Wednesday, 27 June 2012

Aargh! Where's the cycle lane gone?

Or 'Why I fear that Going Dutch could screw up in London', Take my word for it, it'll screw up if our highway engineers slavishly follow  the D(a)fT standards.

Westminster Council have just resurfaced the roundabout on Sutherland Road in Maida Vale, with the cycle lane just as it was before, and today a taxi-driver, turning left, and myself, going straight on, shared one of those London 'who goes first?' frisson of fear moments.

For amusement I'd taken the cycle lane that skirts the edge of the roundabout, and comes off, as shown, in the direction I was travelling:

The cycle lane then appears to come to an abrupt stop at the T-junction, where the taxi was adjacent to me and wanting to turn left. I'm wondering if he expects me to give way to him now now I've (seemingly) run out of lane and from the look on his face and the movement of this vehicle I can see he's thinking the same;

The thing is, I know that the cycle lane markings have disappeared because the powers that be stupidly say you don't have them where there are Zig-Zag markings for a Zebra, and I know they reappear after it (not that you can see it at this point).

However, this is clearly a subtle distinction of the type that the average road user will, quite understandably, have no idea about - it just looks like the bike lane's ended and the traffic's merging..

So I give a Paddington hard stare at the driver and pedal forwards in an assertive fashion, while subtly slowing in case the driver decides to turn and I need to stop.

Tomorrow I could take my primary school cycle trainees to this spot and see if they can grasp the nuances of using this cycling lane, but I don't think I will.

If you don't want to go to Maida Vale to experience this confusion, simply cycle over Lambeth Bridge towards Millbank Roundabout and ask yourself whether the cycle lane continues invisibly to the left-hook position on the roundabout or stops at the end of the white line where the zig-zags begin - I'll bet even TfL can't tell you what they intend here or why.


1 comment:

David Arditti said...

Yes, this is one of many small technical details of road marking procedure in the UK that mitigates against proper cycle lanes.

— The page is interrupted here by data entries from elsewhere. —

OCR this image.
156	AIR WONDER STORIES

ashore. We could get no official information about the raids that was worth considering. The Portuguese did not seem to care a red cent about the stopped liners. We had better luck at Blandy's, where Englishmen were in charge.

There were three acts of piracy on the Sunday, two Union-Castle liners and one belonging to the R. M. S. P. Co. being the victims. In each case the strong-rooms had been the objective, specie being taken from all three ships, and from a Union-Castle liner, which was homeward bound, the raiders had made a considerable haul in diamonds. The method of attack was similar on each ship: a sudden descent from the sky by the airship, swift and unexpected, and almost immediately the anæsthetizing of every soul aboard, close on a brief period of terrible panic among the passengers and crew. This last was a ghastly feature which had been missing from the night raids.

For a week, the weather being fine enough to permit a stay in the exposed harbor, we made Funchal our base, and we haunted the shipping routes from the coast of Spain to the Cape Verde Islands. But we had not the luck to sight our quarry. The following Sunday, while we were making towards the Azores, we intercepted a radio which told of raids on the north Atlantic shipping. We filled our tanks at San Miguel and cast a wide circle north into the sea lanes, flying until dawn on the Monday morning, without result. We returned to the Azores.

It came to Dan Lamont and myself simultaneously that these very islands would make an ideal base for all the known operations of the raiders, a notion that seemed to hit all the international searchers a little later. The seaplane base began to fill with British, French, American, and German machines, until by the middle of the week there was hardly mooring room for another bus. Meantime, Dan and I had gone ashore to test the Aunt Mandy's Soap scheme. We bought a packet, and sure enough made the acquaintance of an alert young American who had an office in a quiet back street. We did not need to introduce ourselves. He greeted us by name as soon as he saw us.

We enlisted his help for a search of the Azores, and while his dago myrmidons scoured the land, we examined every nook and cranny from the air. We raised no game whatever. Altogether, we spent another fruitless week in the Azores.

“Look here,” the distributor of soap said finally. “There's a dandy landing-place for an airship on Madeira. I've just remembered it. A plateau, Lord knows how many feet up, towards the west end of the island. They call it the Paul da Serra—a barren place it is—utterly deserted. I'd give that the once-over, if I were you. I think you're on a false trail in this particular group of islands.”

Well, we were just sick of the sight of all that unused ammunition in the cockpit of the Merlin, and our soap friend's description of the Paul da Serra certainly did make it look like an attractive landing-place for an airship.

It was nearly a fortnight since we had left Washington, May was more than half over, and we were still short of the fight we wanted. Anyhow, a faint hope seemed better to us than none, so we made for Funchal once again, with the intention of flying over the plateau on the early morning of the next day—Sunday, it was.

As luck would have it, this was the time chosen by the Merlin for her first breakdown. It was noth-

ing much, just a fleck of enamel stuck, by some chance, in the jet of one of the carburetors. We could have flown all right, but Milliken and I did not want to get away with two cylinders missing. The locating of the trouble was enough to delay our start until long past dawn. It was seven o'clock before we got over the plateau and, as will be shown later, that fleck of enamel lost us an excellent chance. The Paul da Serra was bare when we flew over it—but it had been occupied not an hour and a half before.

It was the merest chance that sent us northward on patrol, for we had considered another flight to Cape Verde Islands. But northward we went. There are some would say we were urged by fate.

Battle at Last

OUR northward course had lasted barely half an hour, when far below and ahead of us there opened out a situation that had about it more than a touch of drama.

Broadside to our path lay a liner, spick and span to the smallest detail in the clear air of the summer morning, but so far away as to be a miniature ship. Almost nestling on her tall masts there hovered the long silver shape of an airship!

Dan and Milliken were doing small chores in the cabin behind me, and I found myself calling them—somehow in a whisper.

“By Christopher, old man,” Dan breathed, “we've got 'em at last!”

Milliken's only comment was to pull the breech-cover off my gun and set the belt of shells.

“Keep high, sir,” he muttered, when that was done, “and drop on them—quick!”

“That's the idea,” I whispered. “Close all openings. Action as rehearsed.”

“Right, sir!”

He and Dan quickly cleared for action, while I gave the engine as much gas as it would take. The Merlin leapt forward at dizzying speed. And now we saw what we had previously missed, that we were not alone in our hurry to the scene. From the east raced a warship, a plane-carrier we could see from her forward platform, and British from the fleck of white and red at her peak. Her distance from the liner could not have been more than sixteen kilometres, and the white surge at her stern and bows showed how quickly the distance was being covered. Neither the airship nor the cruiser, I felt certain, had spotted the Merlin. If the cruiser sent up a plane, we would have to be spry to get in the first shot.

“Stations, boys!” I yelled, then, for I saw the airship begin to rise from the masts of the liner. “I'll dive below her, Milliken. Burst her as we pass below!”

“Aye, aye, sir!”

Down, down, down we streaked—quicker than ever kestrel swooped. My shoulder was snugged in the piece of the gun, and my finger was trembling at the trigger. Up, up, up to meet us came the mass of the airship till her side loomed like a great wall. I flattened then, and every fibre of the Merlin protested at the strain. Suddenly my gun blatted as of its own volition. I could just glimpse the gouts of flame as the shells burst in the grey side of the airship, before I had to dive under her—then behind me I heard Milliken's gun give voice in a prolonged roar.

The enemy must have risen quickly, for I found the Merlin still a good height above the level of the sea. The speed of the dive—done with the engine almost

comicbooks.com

Another is the fact that you have to have yellow lines in cycle lanes to prevent parking (if parking is restricted at all) which just takes useable space out of the lane and creates extra slip hazards and fuss on the road. Far better just to have the Dutch rule: a cycle lane of any type means NO PARKING ever. No need for more markings. It's a simple concept that everybody understands there.

If the DfT got hold of these regulations from a cycle-friendly perspective and reformed them, they would not only make cycling safer, but simplify the road markings and save money. But at the moment there are too few people there who understand cycling for that to be in prospect.